Menurutnya, pembangunan infrastruktur tidak hanya berorientasi pada pemenuhan kebutuhan fisik masyarakat. Ruang publik juga perlu dirancang sebagai tempat bertemunya gagasan, kreativitas, seni, dan kebudayaan.
Sejumlah fasilitas kini dapat dimanfaatkan sebagai ruang ekspresi bagi para seniman dan budayawan. Di antaranya Alun-alun Tegar Beriman Cibinong, Cibinong Setu Plaza, Taman Siliwangi, Gelora Pakansari, Auditorium dan Gedung Tegar Beriman, hingga alun-alun yang berada di sejumlah kecamatan.
Selain menyediakan fasilitas, Pemerintah Kabupaten Bogor juga membuka ruang bagi pelaku seni melalui berbagai kegiatan. Salah satunya Car Free Day (CFD) yang rutin digelar setiap pekan dan kerap menampilkan pertunjukan dari sanggar seni maupun budayawan.
Panggung kebudayaan juga hadir melalui berbagai helaran dan gelar budaya tingkat kabupaten maupun kecamatan.
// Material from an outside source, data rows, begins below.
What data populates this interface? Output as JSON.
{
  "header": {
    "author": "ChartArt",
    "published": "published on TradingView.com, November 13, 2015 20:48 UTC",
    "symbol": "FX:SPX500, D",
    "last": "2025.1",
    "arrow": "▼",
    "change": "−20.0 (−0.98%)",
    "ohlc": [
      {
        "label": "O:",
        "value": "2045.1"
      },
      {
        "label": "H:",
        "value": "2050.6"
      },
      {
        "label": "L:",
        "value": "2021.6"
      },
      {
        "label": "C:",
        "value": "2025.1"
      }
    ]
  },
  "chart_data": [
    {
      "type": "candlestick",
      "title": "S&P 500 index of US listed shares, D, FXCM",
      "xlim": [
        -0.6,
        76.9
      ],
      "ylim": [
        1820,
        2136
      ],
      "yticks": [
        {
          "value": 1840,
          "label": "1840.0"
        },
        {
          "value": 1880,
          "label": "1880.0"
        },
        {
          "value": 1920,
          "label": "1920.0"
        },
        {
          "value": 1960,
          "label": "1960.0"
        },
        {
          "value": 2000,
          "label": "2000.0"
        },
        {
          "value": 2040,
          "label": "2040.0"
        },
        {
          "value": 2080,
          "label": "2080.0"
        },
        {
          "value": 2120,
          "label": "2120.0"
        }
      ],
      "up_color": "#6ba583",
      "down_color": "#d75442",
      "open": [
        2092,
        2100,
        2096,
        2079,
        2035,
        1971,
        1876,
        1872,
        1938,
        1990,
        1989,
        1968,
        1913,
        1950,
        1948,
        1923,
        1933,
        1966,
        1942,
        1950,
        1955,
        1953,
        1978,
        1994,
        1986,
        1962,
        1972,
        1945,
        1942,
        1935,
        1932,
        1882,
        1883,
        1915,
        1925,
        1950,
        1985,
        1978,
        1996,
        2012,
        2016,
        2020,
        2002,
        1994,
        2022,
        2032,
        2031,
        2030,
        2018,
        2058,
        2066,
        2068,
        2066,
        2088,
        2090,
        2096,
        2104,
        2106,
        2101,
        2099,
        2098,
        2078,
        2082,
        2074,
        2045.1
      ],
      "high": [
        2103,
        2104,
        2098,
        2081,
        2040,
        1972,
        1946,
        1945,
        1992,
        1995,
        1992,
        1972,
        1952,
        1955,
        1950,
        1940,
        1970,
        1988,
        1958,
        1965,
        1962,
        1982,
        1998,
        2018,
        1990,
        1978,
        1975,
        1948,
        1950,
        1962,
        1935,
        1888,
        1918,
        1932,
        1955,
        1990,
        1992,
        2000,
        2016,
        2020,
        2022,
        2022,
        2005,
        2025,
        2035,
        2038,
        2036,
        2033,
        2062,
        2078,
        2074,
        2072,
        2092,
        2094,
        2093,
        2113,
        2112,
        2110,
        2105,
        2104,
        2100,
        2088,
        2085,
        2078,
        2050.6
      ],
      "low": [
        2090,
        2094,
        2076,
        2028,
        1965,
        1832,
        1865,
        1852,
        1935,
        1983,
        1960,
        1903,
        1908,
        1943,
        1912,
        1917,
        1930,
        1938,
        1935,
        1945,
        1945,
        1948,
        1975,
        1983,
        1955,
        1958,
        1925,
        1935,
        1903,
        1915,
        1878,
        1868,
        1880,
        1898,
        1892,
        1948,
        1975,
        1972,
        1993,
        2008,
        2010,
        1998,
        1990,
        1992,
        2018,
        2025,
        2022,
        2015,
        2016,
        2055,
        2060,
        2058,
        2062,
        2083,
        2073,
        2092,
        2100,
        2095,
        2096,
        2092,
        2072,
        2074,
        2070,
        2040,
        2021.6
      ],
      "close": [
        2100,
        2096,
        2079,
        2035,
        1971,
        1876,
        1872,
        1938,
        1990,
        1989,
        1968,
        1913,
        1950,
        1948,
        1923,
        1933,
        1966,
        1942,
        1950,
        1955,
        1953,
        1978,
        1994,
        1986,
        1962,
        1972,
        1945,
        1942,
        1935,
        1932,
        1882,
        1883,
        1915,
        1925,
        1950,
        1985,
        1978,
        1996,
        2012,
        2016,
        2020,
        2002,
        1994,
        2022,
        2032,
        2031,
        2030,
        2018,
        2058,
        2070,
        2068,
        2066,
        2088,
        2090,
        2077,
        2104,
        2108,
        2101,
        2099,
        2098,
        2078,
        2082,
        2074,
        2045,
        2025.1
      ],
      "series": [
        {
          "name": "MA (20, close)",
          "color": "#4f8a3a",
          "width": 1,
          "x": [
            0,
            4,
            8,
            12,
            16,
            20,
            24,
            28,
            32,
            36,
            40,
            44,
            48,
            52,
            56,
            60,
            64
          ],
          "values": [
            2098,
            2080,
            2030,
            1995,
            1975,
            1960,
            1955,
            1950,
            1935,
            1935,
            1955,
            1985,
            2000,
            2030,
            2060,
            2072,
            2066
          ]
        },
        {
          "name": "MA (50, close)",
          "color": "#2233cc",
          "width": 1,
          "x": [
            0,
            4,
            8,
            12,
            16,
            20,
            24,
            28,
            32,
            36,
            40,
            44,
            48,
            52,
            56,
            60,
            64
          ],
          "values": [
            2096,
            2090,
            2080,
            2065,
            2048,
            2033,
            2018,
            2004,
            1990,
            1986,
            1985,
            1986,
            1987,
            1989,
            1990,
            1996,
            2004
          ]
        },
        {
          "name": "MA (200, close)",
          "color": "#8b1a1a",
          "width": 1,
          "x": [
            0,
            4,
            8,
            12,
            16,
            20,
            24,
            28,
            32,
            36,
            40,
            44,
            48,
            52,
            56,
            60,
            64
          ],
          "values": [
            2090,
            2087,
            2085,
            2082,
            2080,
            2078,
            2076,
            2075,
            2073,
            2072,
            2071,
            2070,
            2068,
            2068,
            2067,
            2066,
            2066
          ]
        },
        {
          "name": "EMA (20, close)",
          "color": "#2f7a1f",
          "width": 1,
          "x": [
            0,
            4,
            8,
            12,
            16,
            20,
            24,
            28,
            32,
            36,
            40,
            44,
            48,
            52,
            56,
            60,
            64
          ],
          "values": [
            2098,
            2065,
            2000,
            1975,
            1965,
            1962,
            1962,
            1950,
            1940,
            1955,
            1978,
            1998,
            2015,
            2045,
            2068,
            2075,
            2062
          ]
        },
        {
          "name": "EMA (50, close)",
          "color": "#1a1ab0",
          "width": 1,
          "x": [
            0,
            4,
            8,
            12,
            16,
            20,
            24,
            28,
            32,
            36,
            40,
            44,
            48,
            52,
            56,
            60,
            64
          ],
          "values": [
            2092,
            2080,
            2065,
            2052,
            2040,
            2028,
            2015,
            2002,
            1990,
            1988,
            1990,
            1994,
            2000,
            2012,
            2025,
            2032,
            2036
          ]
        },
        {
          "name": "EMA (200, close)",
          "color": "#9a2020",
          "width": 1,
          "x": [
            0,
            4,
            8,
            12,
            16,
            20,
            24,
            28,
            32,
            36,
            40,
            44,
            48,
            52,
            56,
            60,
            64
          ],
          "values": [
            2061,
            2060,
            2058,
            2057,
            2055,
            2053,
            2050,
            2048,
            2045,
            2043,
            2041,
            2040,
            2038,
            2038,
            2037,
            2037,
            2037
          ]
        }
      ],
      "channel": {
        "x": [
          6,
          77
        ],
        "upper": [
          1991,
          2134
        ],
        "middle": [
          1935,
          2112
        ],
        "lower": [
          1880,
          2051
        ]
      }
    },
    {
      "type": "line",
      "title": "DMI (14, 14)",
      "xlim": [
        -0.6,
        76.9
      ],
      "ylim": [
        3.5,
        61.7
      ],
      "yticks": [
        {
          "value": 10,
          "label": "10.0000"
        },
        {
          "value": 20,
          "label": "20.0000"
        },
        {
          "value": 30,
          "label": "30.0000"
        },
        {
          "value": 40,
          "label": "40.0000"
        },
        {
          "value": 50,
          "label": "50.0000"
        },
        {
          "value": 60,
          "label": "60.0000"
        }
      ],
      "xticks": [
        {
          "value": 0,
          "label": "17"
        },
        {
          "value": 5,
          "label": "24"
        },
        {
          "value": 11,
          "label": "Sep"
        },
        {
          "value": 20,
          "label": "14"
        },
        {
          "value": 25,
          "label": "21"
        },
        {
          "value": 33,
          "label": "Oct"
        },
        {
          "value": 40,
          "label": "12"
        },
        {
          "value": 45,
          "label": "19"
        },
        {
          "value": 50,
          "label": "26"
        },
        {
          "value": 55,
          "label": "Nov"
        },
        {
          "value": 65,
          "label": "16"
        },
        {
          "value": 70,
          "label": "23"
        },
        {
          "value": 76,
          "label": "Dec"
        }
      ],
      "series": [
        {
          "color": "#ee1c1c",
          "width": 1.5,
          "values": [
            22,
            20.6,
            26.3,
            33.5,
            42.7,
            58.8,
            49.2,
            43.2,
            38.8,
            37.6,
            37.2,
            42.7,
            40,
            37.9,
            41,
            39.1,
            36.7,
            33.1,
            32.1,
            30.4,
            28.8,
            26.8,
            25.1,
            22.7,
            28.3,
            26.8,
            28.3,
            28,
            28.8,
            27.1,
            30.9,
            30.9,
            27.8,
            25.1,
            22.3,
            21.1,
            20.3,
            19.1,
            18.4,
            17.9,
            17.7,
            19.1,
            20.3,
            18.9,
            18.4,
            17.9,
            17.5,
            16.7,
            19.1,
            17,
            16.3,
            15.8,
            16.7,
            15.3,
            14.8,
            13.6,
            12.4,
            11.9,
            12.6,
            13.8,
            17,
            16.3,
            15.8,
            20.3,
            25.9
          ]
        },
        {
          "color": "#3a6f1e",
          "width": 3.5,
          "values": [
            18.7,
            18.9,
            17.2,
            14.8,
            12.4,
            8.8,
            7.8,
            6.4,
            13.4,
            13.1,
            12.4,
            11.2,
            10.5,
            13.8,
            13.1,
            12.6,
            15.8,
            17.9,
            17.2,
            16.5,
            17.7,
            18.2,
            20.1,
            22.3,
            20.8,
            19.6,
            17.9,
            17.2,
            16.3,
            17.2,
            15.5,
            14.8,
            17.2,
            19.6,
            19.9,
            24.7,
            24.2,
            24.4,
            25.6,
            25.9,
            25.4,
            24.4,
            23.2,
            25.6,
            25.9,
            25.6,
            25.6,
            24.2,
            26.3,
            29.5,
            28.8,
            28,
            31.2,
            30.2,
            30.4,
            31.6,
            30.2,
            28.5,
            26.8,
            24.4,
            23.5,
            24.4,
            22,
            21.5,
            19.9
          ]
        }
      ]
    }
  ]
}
Para seniman dan budayawan turut mendapat kesempatan untuk tampil dalam berbagai kegiatan yang digelar perangkat daerah maupun komunitas.
Ajat menilai, keberadaan ruang-ruang tersebut penting agar kebudayaan tidak hanya menjadi sesuatu yang disimpan atau dikenang, tetapi terus hidup, berkembang, dan dikenal oleh generasi berikutnya.
“Ruang ekspresi, ruang kreasi dan ruang kolaborasi ini menjadi bagian dari dukungan pemerintah daerah untuk melestarikan dan mempromosikan kebudayaan daerah, khususnya di Kabupaten Bogor,” ujarnya.
Ia berharap semakin banyaknya ruang publik yang dapat dimanfaatkan akan memberikan kesempatan lebih luas bagi para seniman dan budayawan untuk berkarya dan berinteraksi dengan masyarakat.
Dengan demikian, upaya menjaga kebudayaan tidak hanya menjadi bagian dari pelestarian masa lalu, tetapi juga membuka ruang bagi kreativitas dan inovasi untuk tumbuh di masa depan.